Tragedi Lewui Gajah Bisa Saja Terulang

CIMAHI – Puluhan masyarakat adat Kampung Cireundeu melakukan prosesi tabur bunga di Lembah Gunung Kunci, Kota Cimahi, kemarin (21/2). Area itu masuk bekas TPA Leuwi Gajah atau tepatnya di Kelurahan Leuwi Gajah, Kecamatan Cimahi Selatan, berbatasan dengan Kecamatan Batujajar, Kabupaten Bandung Barat (KBB).

Prosesi Tabur Bunga ini diakui warga adat sebagai peringatan untuk mengenang tragedi longsor sepuluh tahun silam. Sekaligus bertepatan dengan Hari Sampah Nasional diperigati setiap 21 Februari.

Prosesi dimulai pukul 09:00 WIB sampai dengan pukul 11:00 WIB. Diikuti puluhan warga adat Kampung Cireundeu dan dihadiri oleh Ketua Adat Kampung Cireundeu Bah Emen, sesepuh Kampung Adat Bah Iyu, Ais Pangampih (Wakil Ketua Adat) Bah Widi. Warga berkumpul secara melingkar di kaki Gunung Kunci, untuk melakukan perenungan serta doa bersama atas tragedi longsor tersebut.

Tragedi yang menimbun ratusan rumah dan menelan ratusan korban jiwa di TPA Leuwi Gajah pada 21 Februari 2005 tidak dapat dilupakan begitu saja oleh masyarakat Adat Kampung Cireundeu. Hal itu dipahami sebagai pengingat bagaimana, cara memperlakukan alam dalam kehidupan sehari-hari.

Sebagai simbol peringatan, beberapa jenis bunga dan air yang diwadahi sebilah bambu. Semuanya diambil dari mata air Gunung Pasir panji. Lalu ditempatkan di tengah-tengah warga adat berkumpul, untuk selanjutnya ditaburkan tidak jauh dari lokasi berkumpulnya warga adat.

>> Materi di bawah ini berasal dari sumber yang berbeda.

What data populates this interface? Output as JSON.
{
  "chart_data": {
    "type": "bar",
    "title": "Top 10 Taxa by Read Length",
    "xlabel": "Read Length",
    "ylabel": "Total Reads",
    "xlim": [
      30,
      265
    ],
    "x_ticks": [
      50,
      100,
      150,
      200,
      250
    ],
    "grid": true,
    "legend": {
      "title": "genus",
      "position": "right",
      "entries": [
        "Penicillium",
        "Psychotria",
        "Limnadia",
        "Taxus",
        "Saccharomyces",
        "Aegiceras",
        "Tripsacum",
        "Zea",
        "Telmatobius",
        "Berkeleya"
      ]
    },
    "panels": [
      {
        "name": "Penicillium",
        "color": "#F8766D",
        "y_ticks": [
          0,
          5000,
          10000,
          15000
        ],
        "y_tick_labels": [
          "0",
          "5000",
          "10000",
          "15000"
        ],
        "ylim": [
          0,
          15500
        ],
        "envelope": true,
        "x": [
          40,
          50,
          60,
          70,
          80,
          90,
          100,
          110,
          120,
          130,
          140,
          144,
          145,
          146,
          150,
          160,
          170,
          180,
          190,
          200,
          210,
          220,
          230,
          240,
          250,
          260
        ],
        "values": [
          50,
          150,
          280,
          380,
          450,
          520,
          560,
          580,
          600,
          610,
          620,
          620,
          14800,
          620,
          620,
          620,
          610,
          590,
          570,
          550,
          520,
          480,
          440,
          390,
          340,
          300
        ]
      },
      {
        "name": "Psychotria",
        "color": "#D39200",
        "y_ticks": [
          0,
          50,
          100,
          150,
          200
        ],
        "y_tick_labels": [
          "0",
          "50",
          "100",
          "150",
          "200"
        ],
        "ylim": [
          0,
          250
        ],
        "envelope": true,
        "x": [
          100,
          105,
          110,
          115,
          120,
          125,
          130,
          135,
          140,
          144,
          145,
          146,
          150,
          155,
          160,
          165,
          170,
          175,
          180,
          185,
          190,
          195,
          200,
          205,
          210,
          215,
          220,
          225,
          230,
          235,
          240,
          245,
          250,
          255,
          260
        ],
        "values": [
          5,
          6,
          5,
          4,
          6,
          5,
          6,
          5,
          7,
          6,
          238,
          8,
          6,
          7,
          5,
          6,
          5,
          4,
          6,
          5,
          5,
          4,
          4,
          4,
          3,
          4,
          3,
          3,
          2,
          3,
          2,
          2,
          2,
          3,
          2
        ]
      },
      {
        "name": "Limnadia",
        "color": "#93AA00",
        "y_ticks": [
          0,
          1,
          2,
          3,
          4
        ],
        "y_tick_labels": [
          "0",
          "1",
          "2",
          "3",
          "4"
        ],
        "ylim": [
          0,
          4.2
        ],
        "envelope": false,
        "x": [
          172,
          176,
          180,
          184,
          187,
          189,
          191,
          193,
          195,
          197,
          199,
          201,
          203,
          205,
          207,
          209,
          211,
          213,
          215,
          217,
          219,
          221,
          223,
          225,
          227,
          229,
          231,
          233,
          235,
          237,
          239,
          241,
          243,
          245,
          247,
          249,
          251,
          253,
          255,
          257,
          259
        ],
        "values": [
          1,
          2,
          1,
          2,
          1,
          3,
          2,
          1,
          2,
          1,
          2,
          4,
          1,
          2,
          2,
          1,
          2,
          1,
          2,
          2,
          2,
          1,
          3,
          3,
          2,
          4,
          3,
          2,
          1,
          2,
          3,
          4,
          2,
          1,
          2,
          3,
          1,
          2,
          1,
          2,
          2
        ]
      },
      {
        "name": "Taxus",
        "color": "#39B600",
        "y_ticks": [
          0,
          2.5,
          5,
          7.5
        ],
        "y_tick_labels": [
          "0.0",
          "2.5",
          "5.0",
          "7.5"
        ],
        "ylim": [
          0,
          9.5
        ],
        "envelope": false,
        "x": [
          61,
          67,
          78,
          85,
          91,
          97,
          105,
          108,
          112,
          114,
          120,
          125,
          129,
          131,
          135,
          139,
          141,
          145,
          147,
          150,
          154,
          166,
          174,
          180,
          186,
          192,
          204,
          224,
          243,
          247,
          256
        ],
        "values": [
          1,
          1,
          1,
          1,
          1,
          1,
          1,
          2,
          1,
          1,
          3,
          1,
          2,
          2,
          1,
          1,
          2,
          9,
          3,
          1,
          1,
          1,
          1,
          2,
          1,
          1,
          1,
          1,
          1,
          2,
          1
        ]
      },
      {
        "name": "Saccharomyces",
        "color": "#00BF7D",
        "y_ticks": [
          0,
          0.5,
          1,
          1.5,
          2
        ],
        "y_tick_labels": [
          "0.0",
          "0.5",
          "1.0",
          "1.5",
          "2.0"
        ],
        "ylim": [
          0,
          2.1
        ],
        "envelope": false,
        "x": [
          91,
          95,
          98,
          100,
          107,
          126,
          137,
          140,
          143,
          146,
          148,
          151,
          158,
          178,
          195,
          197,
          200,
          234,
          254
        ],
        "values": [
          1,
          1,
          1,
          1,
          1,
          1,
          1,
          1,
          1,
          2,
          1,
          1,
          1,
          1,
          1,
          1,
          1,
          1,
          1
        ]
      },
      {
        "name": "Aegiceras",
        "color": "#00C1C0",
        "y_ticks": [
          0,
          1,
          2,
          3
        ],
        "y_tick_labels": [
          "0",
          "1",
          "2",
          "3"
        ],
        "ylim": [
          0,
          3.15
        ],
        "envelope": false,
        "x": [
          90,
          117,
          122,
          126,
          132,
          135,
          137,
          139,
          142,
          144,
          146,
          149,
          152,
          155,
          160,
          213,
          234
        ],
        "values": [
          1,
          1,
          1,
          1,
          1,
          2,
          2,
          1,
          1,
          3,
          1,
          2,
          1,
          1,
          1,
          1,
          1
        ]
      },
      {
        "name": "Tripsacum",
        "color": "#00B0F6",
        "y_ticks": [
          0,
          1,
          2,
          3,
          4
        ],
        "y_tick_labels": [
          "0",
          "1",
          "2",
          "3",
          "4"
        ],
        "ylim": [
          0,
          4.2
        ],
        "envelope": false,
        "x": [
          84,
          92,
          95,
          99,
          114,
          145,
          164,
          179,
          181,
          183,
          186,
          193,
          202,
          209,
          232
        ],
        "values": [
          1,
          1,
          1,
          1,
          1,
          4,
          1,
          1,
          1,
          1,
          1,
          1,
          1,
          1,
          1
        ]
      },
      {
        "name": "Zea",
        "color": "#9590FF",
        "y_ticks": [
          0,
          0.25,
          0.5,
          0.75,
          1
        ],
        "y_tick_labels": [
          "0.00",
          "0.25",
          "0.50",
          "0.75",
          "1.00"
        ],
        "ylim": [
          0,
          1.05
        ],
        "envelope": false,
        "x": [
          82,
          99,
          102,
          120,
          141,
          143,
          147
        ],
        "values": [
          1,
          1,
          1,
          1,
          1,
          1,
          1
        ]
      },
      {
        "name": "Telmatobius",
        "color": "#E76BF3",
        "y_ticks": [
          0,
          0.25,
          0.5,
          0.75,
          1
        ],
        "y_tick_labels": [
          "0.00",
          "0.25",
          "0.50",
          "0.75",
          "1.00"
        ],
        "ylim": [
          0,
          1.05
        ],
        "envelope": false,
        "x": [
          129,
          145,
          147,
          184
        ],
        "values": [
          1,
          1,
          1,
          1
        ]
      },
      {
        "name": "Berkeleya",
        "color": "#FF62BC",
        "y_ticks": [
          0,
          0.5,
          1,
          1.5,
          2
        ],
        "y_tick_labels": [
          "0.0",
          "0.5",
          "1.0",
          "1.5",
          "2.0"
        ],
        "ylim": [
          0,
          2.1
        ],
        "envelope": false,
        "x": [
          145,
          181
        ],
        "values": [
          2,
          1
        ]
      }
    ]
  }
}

Diiringi musik tradisional sunda berupa Karinding dan Celempung.

Bah Emen menjelaskan, prosesi upacara ini sebagai pengingat tragedi longsor. Sebagai sebuah kejadian, yang bukan merupakan kesalahan alam. Namun, kurang telitinya manusia dalam mengolah alam. Serta, kurangnya mensyukuri atas nikmat yang telah diberikan Tuhan akan kekayaan alamnya.

’’Tragedi eta sanes salah alam (bukan salah alam). Tapi, manusa kurang teliti miceun sampah (manusia kurang teliti dalam membuang sampah). Nu ka kubur dulur urang oge (yang terkubur saudara kita juga),’’ kata Bah Emen, yang juga salah seorang saksi hidup tragedi longsor saat ditemui usai prosesi tabur bunga.

Dalam peringatan ini, beberapa prosesi dilaksanakan. Di antaranya, olah rasa, nyurasa (mengenali diri) dan ngajajap nu maot (mengenang yang telah meninggal). Olah rasa dimaksudkan untuk melakukan perenungan sebagai manusia dikaitkan dengan tragedi longsor tersebut. Nyurasa dimaksudkan mengenali ekaistensi diri sebagai manusia di tengah-tengah alam. Sedangkan ngajajap nu maot mengenang kembali yang telah menjadi korban pada tragedi tersebut.